The Cold Chain Difference
As the sun peaks over the horizon it's warming rays begin anew the process so critical to the growth of everything we eat. It's somehow ironic then that once the fruits of the suns nurturing are harvested, the sun and its' warmth become the enemies of produce longevity. Enter the cold chain.
From the time a piece of fruit or a vegetable is picked, or dug up a biological clock begins. It's a clock that can be manipulated, and even slowed to a crawl, but only if the principles of the cold chain are maintained.
All produce has a ripening timetable that continues after it is disconnected from its nutritional lifeline. Most are picked so the ripening timing will coincide with the arrival at the culinary pallet. With more than a century of family experience in the produce industry The Freshness Professionals of Consumers Produce know the life cycles of produce and understand the critical nature of temperature in that process. That's why virtually every inch of the Consumers Produce warehouse, and our trucks, are climate controlled.
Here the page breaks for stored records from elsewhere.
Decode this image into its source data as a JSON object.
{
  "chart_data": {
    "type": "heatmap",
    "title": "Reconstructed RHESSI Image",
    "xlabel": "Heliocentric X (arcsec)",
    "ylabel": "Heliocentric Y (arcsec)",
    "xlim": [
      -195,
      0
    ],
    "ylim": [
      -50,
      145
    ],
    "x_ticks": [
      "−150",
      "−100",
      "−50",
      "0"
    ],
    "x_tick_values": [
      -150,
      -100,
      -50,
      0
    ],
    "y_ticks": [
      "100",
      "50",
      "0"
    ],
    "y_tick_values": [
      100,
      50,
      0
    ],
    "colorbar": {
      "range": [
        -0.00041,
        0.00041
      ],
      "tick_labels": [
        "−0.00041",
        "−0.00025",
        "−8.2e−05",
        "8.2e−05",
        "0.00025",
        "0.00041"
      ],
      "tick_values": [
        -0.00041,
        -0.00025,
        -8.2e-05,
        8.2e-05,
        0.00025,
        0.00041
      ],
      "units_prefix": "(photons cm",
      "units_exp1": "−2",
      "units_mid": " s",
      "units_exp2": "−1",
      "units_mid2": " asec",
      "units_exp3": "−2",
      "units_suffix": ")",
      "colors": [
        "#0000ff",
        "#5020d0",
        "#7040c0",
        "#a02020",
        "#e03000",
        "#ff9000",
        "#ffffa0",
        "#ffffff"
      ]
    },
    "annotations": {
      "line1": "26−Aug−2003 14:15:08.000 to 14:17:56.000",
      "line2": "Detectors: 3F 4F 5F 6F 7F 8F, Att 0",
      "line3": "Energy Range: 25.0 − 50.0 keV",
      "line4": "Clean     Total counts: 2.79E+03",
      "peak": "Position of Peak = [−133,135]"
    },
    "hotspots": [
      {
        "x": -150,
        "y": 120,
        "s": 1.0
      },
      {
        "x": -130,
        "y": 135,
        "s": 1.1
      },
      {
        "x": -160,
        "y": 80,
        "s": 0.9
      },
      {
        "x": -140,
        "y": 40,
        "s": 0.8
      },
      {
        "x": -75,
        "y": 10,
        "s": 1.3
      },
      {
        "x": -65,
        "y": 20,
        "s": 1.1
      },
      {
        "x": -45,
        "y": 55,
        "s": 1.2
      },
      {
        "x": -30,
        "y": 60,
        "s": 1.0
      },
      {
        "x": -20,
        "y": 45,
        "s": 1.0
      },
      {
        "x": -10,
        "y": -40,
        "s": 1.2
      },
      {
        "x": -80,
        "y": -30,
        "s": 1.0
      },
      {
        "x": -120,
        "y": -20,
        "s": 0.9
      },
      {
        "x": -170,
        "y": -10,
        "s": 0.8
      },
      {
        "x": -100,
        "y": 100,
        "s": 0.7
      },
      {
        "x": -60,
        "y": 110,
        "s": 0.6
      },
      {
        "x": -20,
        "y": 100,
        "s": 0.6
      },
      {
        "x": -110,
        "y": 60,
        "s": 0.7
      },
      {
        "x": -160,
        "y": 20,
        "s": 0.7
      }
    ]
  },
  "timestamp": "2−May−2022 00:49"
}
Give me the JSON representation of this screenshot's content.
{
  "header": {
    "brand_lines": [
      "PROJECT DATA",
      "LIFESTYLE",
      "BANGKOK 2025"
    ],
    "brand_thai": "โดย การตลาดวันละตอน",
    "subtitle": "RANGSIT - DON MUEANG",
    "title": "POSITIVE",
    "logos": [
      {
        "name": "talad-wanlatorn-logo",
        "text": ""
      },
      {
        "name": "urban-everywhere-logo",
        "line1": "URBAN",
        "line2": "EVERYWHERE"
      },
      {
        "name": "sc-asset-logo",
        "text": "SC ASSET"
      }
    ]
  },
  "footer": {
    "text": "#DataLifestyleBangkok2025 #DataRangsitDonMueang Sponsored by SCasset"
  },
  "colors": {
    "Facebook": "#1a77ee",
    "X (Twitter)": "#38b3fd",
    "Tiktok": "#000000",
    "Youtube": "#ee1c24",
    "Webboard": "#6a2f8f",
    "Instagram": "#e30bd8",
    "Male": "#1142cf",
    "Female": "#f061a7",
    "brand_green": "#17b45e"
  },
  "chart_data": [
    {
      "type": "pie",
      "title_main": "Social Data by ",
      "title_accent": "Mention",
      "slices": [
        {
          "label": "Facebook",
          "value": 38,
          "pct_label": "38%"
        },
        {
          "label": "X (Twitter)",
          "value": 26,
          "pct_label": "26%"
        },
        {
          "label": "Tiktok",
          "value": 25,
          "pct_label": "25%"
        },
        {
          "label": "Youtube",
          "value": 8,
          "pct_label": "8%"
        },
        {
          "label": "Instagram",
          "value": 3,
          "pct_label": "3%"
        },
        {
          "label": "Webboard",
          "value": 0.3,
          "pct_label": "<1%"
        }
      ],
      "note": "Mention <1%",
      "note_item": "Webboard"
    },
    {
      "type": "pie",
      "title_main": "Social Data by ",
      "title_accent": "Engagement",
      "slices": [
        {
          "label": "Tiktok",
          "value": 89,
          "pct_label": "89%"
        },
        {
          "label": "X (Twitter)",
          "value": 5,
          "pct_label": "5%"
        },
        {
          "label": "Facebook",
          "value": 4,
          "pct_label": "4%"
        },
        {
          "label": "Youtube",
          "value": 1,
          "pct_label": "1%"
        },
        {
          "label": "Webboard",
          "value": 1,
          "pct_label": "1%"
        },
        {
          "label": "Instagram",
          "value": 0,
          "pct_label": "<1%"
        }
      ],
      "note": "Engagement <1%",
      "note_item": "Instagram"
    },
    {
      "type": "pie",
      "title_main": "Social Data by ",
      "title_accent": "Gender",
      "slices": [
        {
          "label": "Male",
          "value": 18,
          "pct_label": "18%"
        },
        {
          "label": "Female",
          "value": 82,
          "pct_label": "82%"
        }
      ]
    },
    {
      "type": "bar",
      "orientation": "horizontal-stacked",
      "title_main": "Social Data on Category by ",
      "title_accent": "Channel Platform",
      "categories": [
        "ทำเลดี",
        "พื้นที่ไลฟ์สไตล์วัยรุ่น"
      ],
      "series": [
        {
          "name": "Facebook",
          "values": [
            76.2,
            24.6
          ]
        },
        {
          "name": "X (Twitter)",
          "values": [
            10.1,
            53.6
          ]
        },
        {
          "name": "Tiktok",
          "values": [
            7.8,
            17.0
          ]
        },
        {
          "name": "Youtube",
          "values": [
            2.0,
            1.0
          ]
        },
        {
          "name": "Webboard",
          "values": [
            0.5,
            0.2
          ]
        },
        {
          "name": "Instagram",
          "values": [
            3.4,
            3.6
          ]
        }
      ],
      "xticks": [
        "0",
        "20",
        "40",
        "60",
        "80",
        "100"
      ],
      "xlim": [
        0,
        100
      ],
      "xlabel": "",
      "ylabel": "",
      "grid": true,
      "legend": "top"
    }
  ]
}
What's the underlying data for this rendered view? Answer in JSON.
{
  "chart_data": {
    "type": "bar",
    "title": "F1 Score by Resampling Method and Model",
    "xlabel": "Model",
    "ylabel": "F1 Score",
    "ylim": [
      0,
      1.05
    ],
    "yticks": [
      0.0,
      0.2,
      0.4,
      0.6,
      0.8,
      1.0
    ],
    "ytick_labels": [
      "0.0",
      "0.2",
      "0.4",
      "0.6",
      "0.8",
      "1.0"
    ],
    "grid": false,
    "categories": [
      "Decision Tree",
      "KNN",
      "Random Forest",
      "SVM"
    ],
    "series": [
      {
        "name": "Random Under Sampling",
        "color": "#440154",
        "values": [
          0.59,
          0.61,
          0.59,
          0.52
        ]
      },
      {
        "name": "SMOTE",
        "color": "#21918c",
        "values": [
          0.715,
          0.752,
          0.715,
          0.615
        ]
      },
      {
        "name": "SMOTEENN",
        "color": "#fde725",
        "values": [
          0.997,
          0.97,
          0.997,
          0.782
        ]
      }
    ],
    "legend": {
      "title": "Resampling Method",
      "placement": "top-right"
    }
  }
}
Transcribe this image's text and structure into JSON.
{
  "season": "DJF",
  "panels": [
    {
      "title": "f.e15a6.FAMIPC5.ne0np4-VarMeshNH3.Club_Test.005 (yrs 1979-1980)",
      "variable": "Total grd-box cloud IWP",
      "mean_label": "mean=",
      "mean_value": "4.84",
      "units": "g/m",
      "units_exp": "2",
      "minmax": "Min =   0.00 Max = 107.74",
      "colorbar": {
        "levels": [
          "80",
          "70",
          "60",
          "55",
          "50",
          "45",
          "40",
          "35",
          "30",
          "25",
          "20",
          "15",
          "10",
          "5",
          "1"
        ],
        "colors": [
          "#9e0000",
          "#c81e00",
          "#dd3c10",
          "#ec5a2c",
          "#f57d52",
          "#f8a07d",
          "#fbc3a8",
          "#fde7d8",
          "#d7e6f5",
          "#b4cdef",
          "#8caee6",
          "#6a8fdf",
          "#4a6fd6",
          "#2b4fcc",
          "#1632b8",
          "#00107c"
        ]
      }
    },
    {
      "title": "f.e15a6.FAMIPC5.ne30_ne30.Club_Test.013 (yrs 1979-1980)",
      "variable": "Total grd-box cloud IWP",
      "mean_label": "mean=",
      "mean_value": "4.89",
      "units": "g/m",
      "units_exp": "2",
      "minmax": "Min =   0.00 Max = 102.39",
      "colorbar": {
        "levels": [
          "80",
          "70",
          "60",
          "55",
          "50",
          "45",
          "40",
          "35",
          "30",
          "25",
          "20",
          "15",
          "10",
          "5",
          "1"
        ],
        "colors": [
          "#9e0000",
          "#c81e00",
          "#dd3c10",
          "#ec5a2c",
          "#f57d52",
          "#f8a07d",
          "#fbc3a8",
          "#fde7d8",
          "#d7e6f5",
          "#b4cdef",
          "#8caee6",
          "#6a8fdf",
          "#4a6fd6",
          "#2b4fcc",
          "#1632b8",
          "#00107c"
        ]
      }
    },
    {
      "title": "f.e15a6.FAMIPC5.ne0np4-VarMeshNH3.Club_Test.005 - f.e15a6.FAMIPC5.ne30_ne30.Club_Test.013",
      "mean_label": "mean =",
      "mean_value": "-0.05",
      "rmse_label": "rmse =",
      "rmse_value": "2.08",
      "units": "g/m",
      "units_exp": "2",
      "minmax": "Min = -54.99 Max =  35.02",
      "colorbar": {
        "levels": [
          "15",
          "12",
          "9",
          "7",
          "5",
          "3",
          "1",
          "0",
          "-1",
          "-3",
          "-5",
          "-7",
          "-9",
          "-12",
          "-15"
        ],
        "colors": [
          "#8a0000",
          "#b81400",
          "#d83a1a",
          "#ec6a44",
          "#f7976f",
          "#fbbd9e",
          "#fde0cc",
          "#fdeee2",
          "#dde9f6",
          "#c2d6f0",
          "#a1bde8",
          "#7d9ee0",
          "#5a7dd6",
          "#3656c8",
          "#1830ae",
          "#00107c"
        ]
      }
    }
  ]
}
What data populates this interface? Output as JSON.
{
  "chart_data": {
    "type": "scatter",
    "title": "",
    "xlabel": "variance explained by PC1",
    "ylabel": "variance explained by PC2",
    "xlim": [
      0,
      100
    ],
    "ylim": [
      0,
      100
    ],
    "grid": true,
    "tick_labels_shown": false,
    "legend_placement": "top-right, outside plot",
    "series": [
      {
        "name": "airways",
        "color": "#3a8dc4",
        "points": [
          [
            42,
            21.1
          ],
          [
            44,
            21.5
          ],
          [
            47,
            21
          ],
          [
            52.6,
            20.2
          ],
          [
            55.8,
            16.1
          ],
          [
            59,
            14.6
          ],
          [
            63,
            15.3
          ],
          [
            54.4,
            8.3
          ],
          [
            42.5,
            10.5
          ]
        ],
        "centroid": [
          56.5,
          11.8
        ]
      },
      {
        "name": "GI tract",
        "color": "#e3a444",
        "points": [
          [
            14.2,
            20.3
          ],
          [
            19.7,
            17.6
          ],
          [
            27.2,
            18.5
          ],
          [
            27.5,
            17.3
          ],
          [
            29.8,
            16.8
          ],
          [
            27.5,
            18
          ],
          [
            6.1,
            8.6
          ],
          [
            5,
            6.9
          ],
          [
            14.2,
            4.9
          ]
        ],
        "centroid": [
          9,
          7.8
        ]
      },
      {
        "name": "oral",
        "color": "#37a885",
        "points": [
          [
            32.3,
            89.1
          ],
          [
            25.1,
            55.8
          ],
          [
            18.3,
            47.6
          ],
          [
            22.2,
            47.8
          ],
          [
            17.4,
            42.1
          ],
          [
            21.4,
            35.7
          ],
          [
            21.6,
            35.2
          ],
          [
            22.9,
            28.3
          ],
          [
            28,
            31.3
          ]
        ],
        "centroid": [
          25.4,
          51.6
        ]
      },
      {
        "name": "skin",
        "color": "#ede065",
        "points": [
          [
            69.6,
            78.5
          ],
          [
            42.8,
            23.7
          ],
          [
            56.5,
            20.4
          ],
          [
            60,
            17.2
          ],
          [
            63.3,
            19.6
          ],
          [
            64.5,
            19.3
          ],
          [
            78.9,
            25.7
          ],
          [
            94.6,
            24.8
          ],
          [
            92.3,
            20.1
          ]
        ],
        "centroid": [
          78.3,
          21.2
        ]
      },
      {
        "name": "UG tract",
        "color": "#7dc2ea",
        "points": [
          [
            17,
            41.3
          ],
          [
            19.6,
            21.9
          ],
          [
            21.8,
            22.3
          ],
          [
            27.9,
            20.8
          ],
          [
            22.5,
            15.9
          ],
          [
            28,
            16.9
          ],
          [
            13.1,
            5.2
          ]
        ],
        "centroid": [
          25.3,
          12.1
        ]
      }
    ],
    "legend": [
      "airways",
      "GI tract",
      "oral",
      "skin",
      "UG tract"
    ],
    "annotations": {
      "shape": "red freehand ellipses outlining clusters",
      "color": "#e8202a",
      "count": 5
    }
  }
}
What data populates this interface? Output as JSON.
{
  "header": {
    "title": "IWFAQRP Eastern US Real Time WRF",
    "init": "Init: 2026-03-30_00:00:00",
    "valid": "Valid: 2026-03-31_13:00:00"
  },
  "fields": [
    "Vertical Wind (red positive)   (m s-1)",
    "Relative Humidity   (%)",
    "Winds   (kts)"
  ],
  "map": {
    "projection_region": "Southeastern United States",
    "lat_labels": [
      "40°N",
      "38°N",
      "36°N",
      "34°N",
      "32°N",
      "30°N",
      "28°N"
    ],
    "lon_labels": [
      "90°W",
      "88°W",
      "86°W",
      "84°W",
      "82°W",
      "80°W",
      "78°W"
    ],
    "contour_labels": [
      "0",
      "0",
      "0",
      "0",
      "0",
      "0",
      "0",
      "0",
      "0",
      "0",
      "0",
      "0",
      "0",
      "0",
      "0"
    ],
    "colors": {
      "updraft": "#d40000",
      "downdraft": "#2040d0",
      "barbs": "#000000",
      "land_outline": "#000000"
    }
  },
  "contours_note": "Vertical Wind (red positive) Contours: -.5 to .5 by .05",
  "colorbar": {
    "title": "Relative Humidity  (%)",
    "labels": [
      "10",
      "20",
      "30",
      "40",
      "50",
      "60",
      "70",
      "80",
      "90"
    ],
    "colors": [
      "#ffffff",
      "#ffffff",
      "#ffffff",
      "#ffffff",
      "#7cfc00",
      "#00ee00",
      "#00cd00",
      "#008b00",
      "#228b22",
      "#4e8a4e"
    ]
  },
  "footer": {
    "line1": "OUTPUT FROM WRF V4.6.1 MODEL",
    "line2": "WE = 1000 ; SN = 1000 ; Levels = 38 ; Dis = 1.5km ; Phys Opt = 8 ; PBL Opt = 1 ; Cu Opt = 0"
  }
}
Climate control is critical because improper temperatures can shorten the shelf of life of fruits and vegetables by days. Those additional days allow our customers more time to use the products we pass along to them and reduce their overall loss. AKA, they save money!
Visit our Railroad Street home anytime and you'll see employees and customers in jackets. It doesn't matter whether it's an 86-degree summer afternoon or a 10-degree winter night, inside our warehouse you'll find temperatures carefully maintained. That's not to say it's an even temperature throughout the warehouse. To slow the ripening process fruits and vegetables require different temperatures and our individually controlled rooms allow for those temperature variances.
The responsibility for maintaining the proper climates year round falls to John Ogle and his staff of trained maintenance experts. Not an easy job when your coolers are three stories tall and big enough to handle a small convention. Whether it's the iced product room that sits at 32-degrees, or the tomato area at 55-degrees, too much cold can be just as damaging as not enough, so tolerances are tight and constantly monitored to maintain the optimum temperature.
"I don't want to sell anything to one of our customers that I would not serve to my own family," says Freshness Professional Rich Miles putting in words the attitude of those who work the Consumers Produce warehouse.
Our quest for only the best quality begins long before the produce arrives in Pittsburgh. With the most experienced buyers in the region we seek out only the best quality from trusted growers. With more than 100-thousand square feet of available storage we are then able to bring that level of quality home to our customers in quantities that guarantee the most competitive prices.
When fresh products arrive at our warehouse they are inspected before they enter a world filled with the hum of forklifts scurrying back and forth collecting the items customers' request. Filling a customers order is much more than matching the items on a pallet to words on a piece of paper. Each of our Freshness Professionals takes pride in checking and double-checking the quality of what we sell. We work hard to win and keep our customers confidence. It's a trust we do not take lightly.